ABSTRACT

Sentiment analysis is a widespread technique for computing the emotional loading of text to determine if it is “positive”, “negative” or “neutral”. Sentiment analysis has received broad adaptation in Twitter-based public opinion research, as it provides a framework for approximating support towards a concept of interest, such as a political party or candidate. However, we argue that much of the use of sentiment analysis, specifically in research aimed at forecasting election results using Twitter data, has been prone to a number of questionable design decisions which may contribute to the mixed track record of sentiment-assisted Twitter-based election forecasting. Crucially, previous publications (1) make no distinction between linguistic and political sentiment, thus potentially distorting their measurement validity; (2) typically analyze data at the tweet rather than the user level, thus biasing results towards prolific tweeter; and (3) treat relevant “negative” tweets as uninformative.

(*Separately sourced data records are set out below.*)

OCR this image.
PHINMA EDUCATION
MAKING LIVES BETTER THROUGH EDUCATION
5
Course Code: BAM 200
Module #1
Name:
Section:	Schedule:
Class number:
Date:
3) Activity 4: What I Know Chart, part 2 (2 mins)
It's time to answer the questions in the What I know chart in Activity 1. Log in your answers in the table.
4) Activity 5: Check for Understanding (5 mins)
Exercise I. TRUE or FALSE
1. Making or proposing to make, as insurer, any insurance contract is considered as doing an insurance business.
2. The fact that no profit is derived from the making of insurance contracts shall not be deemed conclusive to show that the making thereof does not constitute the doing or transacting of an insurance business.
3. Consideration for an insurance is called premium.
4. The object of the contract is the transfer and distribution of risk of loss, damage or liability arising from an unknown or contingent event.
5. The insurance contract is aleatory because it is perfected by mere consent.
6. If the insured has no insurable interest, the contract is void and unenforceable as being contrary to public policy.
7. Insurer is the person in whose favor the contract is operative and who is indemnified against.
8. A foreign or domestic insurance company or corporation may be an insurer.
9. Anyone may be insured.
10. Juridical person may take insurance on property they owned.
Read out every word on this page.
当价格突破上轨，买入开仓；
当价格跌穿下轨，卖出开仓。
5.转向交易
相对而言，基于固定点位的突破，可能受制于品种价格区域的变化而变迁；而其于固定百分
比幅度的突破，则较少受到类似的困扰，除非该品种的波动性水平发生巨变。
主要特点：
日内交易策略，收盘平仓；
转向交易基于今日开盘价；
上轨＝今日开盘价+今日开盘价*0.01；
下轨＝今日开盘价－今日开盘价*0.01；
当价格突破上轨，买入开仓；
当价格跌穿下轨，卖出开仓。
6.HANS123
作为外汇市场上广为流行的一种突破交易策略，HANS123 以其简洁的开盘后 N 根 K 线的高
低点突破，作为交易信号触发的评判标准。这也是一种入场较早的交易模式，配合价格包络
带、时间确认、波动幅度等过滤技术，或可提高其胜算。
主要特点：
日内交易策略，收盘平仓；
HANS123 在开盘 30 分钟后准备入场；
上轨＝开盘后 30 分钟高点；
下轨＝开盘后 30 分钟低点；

In this chapter, we provide an overview of different forms of sentiment analysis, their uses and previous applications specifically in Twitter-based election forecasting. Then, we conduct a comprehensive empirical analysis in a novel, three-fold case study approach applying the same methodologies towards predicting three separate elections in the U.S. 2016 Democratic presidential primary in New Hampshire, South Carolina and Massachusetts. Besides replicating previously applied methodologies, we expand the sentiment analysis for Twitter-based public opinion research toolkit with a method for ordinal, intensity-focused political sentiment classification and further develop a modeling approach which incorporates negative-classified information. We present 12 vote share prediction models for all three primaries.

We find that weighting Twitter data for computationally inferred user-level characteristics, such as home location and political affinity improved sentiment-based vote share prediction accuracy but find that the inclusion of negative tweets does not consistently improve analyses. Furthermore, we find that shifting analyses from the tweet to the user level benefits the resulting predictions.